Nevertheless my question remains, because work capacity or "power" is not a universal, homogenous, Platonic form to which all activity can be equivalently reduced. Under this take, for instance, 5 100lb squats in 5 seconds are identical to one 500lb squat in 5 seconds, winning a football game is the same as losing one if you do the same amount of work, handcycling is the same as hitting a speedbag, and dropping 5 minutes from your Helen time while losing 200 pounds from your deadlift is an increase in fitness. All of these may be true, though they would be debated, but they're only true because of the particular definition of fitness chosen, which could be otherwise. So I have to ask again why this one was chosen, as long as it's not arbitrary. (If it's arbitrary, then I'm going to define "accuracy" as the key component of fitness, and in that case WoDs are a terrible tool and we should all playing a lot of darts and bocce.)

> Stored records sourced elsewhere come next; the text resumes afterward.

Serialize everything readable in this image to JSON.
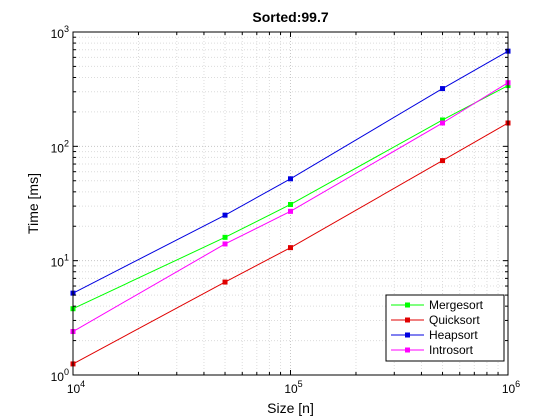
{
  "chart_data": {
    "type": "line",
    "title": "Sorted:99.7",
    "xlabel": "Size [n]",
    "ylabel": "Time [ms]",
    "x_scale": "log",
    "y_scale": "log",
    "xlim": [
      10000,
      1000000
    ],
    "ylim": [
      1,
      1000
    ],
    "grid": true,
    "minor_grid": true,
    "legend_position": "bottom-right",
    "x_ticks": [
      {
        "value": 10000,
        "base": "10",
        "exp": "4"
      },
      {
        "value": 100000,
        "base": "10",
        "exp": "5"
      },
      {
        "value": 1000000,
        "base": "10",
        "exp": "6"
      }
    ],
    "y_ticks": [
      {
        "value": 1,
        "base": "10",
        "exp": "0"
      },
      {
        "value": 10,
        "base": "10",
        "exp": "1"
      },
      {
        "value": 100,
        "base": "10",
        "exp": "2"
      },
      {
        "value": 1000,
        "base": "10",
        "exp": "3"
      }
    ],
    "x": [
      10000,
      50000,
      100000,
      500000,
      1000000
    ],
    "series": [
      {
        "name": "Mergesort",
        "color": "#00ff00",
        "values": [
          3.8,
          16,
          31,
          170,
          340
        ]
      },
      {
        "name": "Quicksort",
        "color": "#e00000",
        "values": [
          1.25,
          6.5,
          13,
          75,
          160
        ]
      },
      {
        "name": "Heapsort",
        "color": "#0000e0",
        "values": [
          5.2,
          25,
          52,
          320,
          680
        ]
      },
      {
        "name": "Introsort",
        "color": "#ff00ff",
        "values": [
          2.4,
          14,
          27,
          160,
          360
        ]
      }
    ]
  }
}
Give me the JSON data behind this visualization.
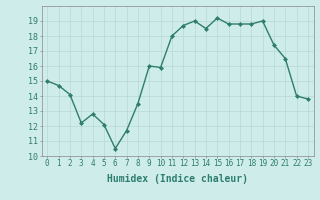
{
  "x": [
    0,
    1,
    2,
    3,
    4,
    5,
    6,
    7,
    8,
    9,
    10,
    11,
    12,
    13,
    14,
    15,
    16,
    17,
    18,
    19,
    20,
    21,
    22,
    23
  ],
  "y": [
    15.0,
    14.7,
    14.1,
    12.2,
    12.8,
    12.1,
    10.5,
    11.7,
    13.5,
    16.0,
    15.9,
    18.0,
    18.7,
    19.0,
    18.5,
    19.2,
    18.8,
    18.8,
    18.8,
    19.0,
    17.4,
    16.5,
    14.0,
    13.8
  ],
  "line_color": "#2e7d6e",
  "marker": "D",
  "marker_size": 2,
  "line_width": 1.0,
  "bg_color": "#ceecea",
  "grid_color": "#b8d8d6",
  "xlabel": "Humidex (Indice chaleur)",
  "xlabel_fontsize": 7,
  "ylim": [
    10,
    20
  ],
  "xlim": [
    -0.5,
    23.5
  ],
  "yticks": [
    10,
    11,
    12,
    13,
    14,
    15,
    16,
    17,
    18,
    19
  ],
  "xticks": [
    0,
    1,
    2,
    3,
    4,
    5,
    6,
    7,
    8,
    9,
    10,
    11,
    12,
    13,
    14,
    15,
    16,
    17,
    18,
    19,
    20,
    21,
    22,
    23
  ],
  "tick_fontsize": 5.5,
  "ytick_fontsize": 6
}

John Filippini 11-11-2008 08:15 PM

Re: T-Nation, Shugart and the Truth About CrossFit
 
I know I'm kind of just throwing an additional twist in the discussion, but what about the view of CF as a training program for the short-term vs the long-term?

Bear with me a sec. I don't actually think I really have a problem with the definition of fitness being at least very close to "work capacity across broad times and modal domains". It makes a degree of sense to me: I can see how increased abilities in strength, power, speed, stamina, endurance all get encompassed by this. It's a bit more of a stretch, but I can even see how agility, balance, accuracy, flexibility and coordination work in -- they could merely be seen as necessary improvements for the end goal of being able to do the tasks that raise the power output over time curve to increase the work area under it.

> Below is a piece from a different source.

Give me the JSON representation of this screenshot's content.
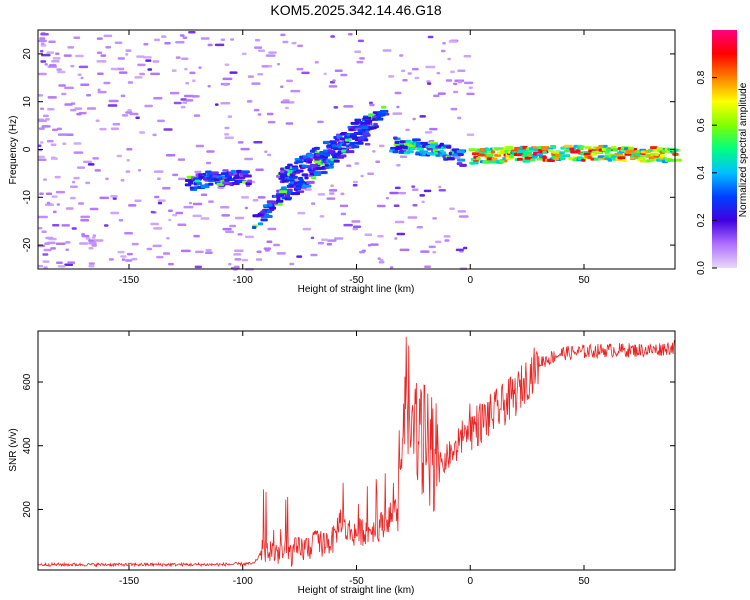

But I feel like accepting "work capacity across broad times and modal domains" as the definition of fitness still does not necessarily make CrossFit (and by this I mean programming resembling closely the main page WOD -- I know the two are not the same, let's just skip that a sec). The best evidence for this is the recent development and success of programs which have a large strength bias.

CrossFit seems likely to be the best method to develop broad work capacity in the near term, hence it's high value to Military, LEO, Emergency Responders, etc. But what about those that don't need a high level of conditioning this instant? Could they be better served in the long run with some sort of periodization model that focuses on one or a couple dimensions of fitness at a time and then periodically ties them all together? Would it be valuable to punch up one end or another of the power output curve temporarily so that in the long run the entire curve can go up faster?

Personally, I think the jury's still out on this. I merely wanted to bring it up since I don't feel like CrossFit has really made a strong argument yet to say that anyone except for emergency responders are better off with a steady slow increase of all facets of fitness at once, as opposed to a cycled approach of some sort.

Also, I hope everyone takes this as a constructive suggestion to examine, not an attack on CrossFit. Not only did I see fantastic gains on this program, but it was the first thing that I ever ran into that made exercising my body enjoyable.